## Predict O2 output

Predict O2 output using different burner settings(for offline operation) and also using air and gas flow (for online operation). The initial predictions are made
depending on the burner settings but in operation the amount of O2 can vary how the gas and air flows are adjusted.

Import required packages:

In [None]:
import pandas as pd
import holoviews as hv
import hvplot.pandas
import data_processing_methods as dpm
import numpy as np
from sklearn.gaussian_process import GaussianProcessRegressor
from matplotlib import pyplot as plt
import plotly.express as px

Read the file with CV furnace burner settings

In [None]:
burner_settings_df = pd.read_excel('Burners_settings_vs_O2 _rev1.xlsx', sheet_name='Sheet1')
burner_settings_df

Plot differnt furnace settings

In [None]:
burner_settings_df.hvplot()

Plot standardised furnace settings

In [None]:
burner_settings_df = pd.read_excel('Burners_settings_vs_O2 _rev1.xlsx', sheet_name='Sheet1')
standardised_df = burner_settings_df.copy()
for col in burner_settings_df.columns:

    if (np.std(burner_settings_df[col])> 0):
        standardised_df[col] = dpm.standardise(burner_settings_df[col],np.mean(burner_settings_df[col]),np.std(burner_settings_df[col]))

    else:
        standardised_df = standardised_df.drop(columns=col)
    

standardised_df.hvplot(height= 500, width =1200, ylabel = 'Standardised furnace settings')

**Predict furnace O2 output**

After standardising furnace settings the correlation co-effcient of all the input parameters of the prediction model are evaluated so that similar type of data (corr coef. > 0.9) can be discarded.

In [None]:
# Find the correlation groups
X = standardised_df.drop(columns =['Output O2 / %', 'Output Burner usage / %'])
y = standardised_df['Output O2 / %']
corr_coef = X.corr(method='pearson')
corr_coef

In [None]:
# Drop columns with corr coeffcients higher than 0.9 
X = X.drop(columns =['Burner turns from zero', 'Fan speed / RPM'])
X_train = X[10:]
y_train = y[10:]
gpr = GaussianProcessRegressor().fit(X_train, y_train)

X_predict = X
y_predict = gpr.predict(X_predict)
X_predict

Plotting predicted and actual data

In [None]:
# plot predicted data
y_std = np.std(burner_settings_df['Output O2 / %'])
y_mean = np.mean(burner_settings_df['Output O2 / %'])
y_actual = y

plt.plot(y_predict*y_std+y_mean,label='predictions')
plt.ylabel('O2 %')
plt.scatter(range(len(y_actual)),y_predict*y_std+y_mean)

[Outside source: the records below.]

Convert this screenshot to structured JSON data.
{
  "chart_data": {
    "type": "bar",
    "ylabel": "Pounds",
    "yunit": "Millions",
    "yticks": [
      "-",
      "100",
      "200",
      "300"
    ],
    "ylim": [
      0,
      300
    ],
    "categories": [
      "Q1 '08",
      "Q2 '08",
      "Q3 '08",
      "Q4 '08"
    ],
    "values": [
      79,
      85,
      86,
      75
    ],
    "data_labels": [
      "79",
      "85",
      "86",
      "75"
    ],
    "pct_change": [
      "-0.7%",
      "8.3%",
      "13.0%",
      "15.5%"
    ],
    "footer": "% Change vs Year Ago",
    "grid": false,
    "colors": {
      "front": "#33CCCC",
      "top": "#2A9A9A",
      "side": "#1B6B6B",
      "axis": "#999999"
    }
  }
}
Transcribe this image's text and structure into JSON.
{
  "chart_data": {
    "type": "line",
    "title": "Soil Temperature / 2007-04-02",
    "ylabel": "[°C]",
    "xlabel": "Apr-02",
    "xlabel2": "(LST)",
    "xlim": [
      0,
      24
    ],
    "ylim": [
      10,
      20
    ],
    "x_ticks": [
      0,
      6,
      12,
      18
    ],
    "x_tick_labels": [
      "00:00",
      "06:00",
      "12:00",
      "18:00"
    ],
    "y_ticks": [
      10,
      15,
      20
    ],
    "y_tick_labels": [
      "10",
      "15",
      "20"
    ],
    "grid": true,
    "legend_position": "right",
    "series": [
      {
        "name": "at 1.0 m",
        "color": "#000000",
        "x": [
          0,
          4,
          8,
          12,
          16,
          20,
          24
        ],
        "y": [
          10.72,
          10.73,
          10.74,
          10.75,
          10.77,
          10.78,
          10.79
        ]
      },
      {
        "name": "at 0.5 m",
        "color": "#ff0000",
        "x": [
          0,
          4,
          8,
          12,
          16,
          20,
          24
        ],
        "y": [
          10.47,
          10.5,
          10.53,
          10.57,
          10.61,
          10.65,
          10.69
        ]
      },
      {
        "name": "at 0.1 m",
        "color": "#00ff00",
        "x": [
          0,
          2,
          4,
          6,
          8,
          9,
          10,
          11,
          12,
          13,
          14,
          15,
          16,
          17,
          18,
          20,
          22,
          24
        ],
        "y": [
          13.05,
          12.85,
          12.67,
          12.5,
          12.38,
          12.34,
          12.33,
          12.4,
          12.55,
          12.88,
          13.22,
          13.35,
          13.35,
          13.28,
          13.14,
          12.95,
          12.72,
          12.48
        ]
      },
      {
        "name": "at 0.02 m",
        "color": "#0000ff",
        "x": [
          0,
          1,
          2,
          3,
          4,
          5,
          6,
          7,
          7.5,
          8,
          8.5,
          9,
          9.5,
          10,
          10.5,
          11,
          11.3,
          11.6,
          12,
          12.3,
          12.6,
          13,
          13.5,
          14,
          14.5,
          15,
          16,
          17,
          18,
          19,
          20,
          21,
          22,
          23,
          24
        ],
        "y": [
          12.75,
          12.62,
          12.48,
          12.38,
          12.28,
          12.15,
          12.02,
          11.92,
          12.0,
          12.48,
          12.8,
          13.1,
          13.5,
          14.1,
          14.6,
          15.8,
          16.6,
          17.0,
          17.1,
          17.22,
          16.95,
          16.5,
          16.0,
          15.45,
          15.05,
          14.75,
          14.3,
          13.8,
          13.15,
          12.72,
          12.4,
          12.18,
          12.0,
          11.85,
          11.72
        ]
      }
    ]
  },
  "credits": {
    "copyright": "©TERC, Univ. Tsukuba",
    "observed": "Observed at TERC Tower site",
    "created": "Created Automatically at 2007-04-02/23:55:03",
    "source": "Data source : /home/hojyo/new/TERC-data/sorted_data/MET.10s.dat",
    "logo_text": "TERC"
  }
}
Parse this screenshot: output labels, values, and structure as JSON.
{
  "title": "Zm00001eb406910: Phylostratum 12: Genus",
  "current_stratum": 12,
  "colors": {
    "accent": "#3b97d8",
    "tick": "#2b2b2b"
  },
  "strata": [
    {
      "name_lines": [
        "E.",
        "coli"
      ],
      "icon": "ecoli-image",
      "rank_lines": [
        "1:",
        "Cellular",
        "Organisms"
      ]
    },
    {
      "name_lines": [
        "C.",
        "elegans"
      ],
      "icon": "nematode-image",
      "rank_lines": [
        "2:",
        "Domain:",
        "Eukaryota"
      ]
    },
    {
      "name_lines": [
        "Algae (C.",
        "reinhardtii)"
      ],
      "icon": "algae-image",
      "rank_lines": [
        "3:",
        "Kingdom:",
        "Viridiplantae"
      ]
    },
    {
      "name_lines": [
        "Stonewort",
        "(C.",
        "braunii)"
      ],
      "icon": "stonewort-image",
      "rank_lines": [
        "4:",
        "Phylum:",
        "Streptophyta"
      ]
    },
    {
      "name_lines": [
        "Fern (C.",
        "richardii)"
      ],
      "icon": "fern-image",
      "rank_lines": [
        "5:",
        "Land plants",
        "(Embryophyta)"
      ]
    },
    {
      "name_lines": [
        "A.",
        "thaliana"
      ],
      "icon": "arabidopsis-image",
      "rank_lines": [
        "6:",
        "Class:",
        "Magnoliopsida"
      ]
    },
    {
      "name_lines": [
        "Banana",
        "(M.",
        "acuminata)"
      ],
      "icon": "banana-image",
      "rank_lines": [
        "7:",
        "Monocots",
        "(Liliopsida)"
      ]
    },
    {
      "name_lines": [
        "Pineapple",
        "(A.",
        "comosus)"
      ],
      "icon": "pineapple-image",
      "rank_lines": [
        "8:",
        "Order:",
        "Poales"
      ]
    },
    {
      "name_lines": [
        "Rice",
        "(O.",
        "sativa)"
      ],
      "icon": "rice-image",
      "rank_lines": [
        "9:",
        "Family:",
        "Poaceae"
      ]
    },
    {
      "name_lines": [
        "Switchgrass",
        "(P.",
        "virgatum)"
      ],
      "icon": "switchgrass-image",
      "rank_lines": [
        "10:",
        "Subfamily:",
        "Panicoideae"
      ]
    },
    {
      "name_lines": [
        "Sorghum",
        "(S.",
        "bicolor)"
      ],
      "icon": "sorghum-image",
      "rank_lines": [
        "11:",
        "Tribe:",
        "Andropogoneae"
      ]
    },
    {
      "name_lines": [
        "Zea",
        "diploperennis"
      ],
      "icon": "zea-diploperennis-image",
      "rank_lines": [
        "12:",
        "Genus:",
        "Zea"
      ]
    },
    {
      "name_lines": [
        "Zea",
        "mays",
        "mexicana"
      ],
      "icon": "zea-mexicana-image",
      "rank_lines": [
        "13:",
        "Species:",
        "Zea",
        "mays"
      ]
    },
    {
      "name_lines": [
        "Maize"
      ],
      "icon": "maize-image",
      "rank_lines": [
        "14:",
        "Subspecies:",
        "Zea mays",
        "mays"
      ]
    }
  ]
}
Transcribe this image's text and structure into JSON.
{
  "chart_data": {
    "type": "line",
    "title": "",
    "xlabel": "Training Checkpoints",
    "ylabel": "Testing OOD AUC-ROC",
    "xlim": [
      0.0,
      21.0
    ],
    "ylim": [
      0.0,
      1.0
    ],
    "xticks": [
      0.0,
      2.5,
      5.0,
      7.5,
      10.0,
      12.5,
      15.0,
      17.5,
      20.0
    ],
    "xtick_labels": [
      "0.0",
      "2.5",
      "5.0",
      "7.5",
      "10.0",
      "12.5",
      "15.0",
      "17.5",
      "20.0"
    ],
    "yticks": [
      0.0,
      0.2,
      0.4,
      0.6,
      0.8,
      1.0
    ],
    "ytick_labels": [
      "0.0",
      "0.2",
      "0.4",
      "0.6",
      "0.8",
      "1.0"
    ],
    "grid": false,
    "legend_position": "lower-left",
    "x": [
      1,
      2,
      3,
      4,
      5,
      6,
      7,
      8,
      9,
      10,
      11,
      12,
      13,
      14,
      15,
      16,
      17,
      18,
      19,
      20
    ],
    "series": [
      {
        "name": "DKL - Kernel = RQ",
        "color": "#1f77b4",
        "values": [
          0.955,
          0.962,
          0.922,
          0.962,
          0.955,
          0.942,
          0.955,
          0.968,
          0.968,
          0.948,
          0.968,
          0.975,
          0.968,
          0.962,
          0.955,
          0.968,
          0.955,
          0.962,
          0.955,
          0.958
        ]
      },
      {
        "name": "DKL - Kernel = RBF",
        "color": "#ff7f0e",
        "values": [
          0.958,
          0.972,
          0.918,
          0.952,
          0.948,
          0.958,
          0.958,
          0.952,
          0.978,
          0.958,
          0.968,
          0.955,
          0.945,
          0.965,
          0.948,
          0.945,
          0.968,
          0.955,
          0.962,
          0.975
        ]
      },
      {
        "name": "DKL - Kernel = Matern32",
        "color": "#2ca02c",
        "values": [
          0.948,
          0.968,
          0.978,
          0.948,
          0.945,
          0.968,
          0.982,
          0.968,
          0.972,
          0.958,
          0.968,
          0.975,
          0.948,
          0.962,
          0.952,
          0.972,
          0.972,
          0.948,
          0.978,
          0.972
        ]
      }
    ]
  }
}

plt.plot(range(len(y_actual)), y_actual*y_std+y_mean,label='actual')
plt.scatter(range(len(y_actual)), y_actual*y_std+y_mean)
plt.legend()

Test the model for given valus of burner settings

In [None]:
# Predict O2 output for user defined input values
cols = list(X_train.columns)
X_new = pd.DataFrame([[int('1100'),int('-6'),int('80'),int('80'),int('96')]],
                         columns = cols)
X_new_pr= X_new.copy()
for col in cols:    
    X_new_pr[col] = dpm.standardise(X_new[col],np.mean(burner_settings_df[col]),np.std(burner_settings_df[col]))

y_new_predict = gpr.predict(X_new_pr)
Y_new = pd.DataFrame(y_new_predict*y_std+y_mean, columns=['Newly Predicted'])
Y_new

Generate random samples to simulate the developed ML model

In [None]:
# No. samples to be generated
N_samples = 1000
cols = list(X_train.columns)

# Initialise arrays to store samples of un-standardised and 
# standardised inputs
D = len (cols)
X_samples_us = np.zeros([N_samples, D])
X_samples = np.zeros([N_samples, D])

for i in range(N_samples):
    for j in range (D):
        X_samples_us[i, j] = np.random.uniform(np.min(burner_settings_df[cols[j]]), np.max(burner_settings_df[cols[j]]))

In [None]:
# Standardise the samples created
for j in range (D):    
    X_samples[:,j] = dpm.standardise(X_samples_us[:,j],np.mean(burner_settings_df[cols[j]]),np.std(burner_settings_df[cols[j]]))

# Save the predictions 
X_samples_df = pd.DataFrame(data = X_samples, columns = cols)
X_samples_us_df = pd.DataFrame(data = X_samples_us, columns = cols)
y_samples_predict = gpr.predict(X_samples_df)
y_samples_predict = y_samples_predict*y_std+y_mean
X_samples_us_df['Predicted O2 %'] = y_samples_predict

Plot predicted O2 output for generated random sample data and observe the general trend across the data distribution

In [None]:
# Find the mean of each bin (binning data)
n_bins = 30
x_plot = X_samples_us_df['Temperature setpoint / degC']
y_plot = X_samples_us_df['Predicted O2 %']

bins = np.linspace(np.min(x_plot), np.max(x_plot), n_bins)
main_effect = np.zeros(len(bins)-1)
main_effect_index = np.zeros(len(bins)-1)
main_effect_df = pd.DataFrame({})


for j in range(len(bins)-1):
    indx = np.logical_and(x_plot > bins[j], x_plot < bins[j+1])
    main_effect_index[j] = 0.5*(bins[j] + bins[j+1])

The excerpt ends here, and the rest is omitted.